The film The Distance from Here (2010) continues this theme, elucidating the fact that innumerous people (first and foremost those of the ‘global south’) are irresolvably subjected to the power politics of legitimization. In this film, in the manner of an absurd drama, Abidi brings together an anonymous crowd of people at an undefined place. Standing in line, or killing time in a waiting room, people of all age groups are waiting here for the verification of their documents. Routinely, each person is scanned with a metal detector and is equipped with a tie for the passport photo. As if on the way to a strange, foreign place, insecurity coupled with anticipation is inscribed in the people’s faces. In the filmic images, the ritualized formalities become reprisals of the despotism of a hegemonically posited will. Seemingly only following a formality, for the individual the act of waiting receives an existential dimension.

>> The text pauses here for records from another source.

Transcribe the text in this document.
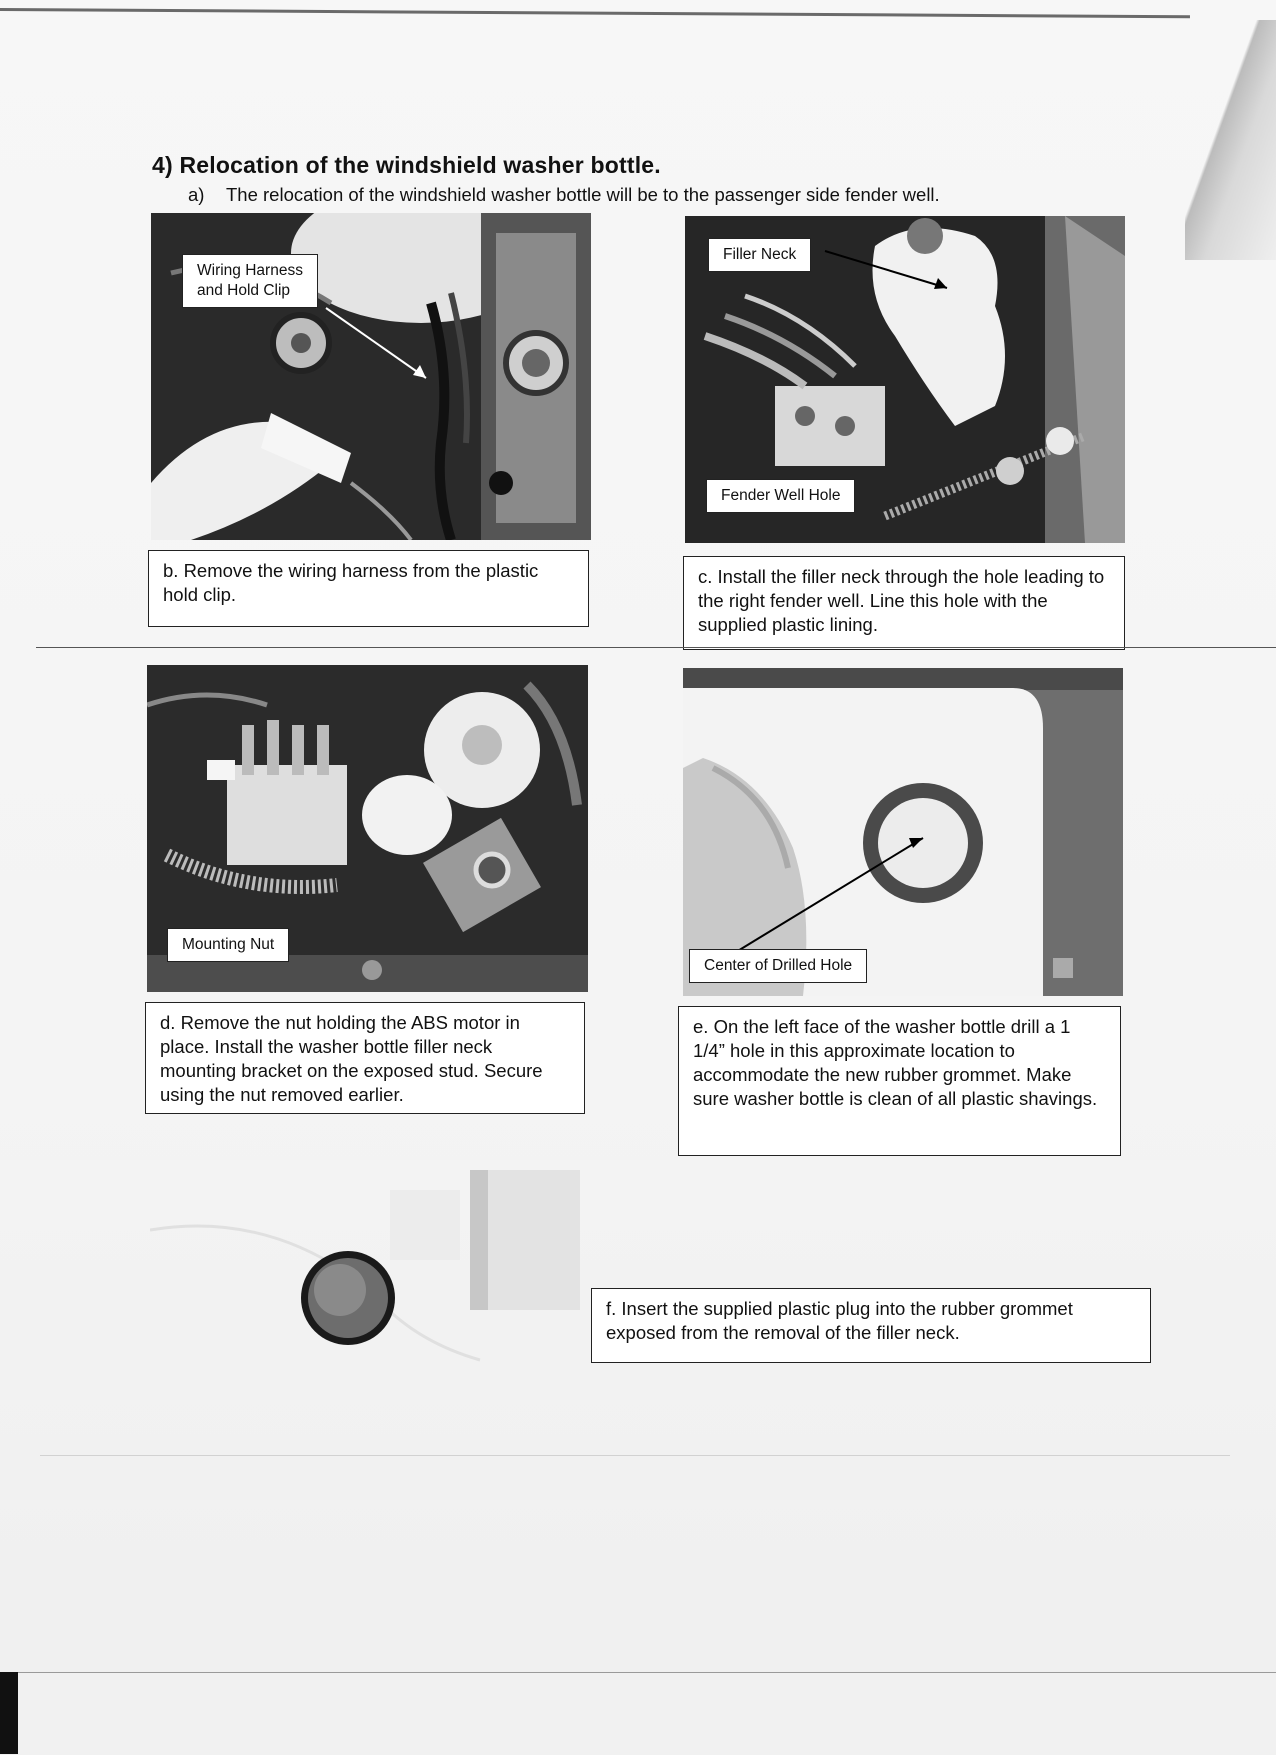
4) Relocation of the windshield washer bottle.
a) The relocation of the windshield washer bottle will be to the passenger side fender well.
Wiring Harness
and Hold Clip
Filler Neck
Fender Well Hole
b. Remove the wiring harness from the plastic hold clip.
c. Install the filler neck through the hole leading to the right fender well. Line this hole with the supplied plastic lining.
Mounting Nut
Center of Drilled Hole
d. Remove the nut holding the ABS motor in place. Install the washer bottle filler neck mounting bracket on the exposed stud. Secure using the nut removed earlier.
e. On the left face of the washer bottle drill a 1 1/4” hole in this approximate location to accommodate the new rubber grommet. Make sure washer bottle is clean of all plastic shavings.
f. Insert the supplied plastic plug into the rubber grommet exposed from the removal of the filler neck.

Bani Abidi was born in 1971 in Karachi, Pakistan. She studied visual art at the National College of Arts in Lahore and at the School of the Art Institute of Chicago. In 2011, she received a DAAD grant, and since then has been residing in Berlin. The Kunsthaus Hamburg is presenting the first extensive overview of Bani Abidi’s works in Germany. In addition to a wide range of films, drawings, and photographs produced by the artist in the past ten years, the exhibition will feature her latest work An Unforseen Situation (2015).

Abidi’s works have been shown in numerous international group and solo exhibitions, including presentations at the Galerie Experimenter in Kolkata (2016, solo), at the Dallas Contemporary Museum, Dallas, Texas (2015, solo), at the Berlin Biennale (2014), at the Kunstverein Arnsberg (2014, solo), Documenta 13, Kassel (2012), the Baltic Center for Contemporary Art, Newcastle (2011, solo), Green Cardamom Gallery, London (2010, solo), V. M. Art Gallery, Karachi (2010, solo), the Biennale de Lyon (2009), the Gwangju Biennale (2008), the Fukuoka Triennale (2005), and at Project 88, Mumbai (2010, solo).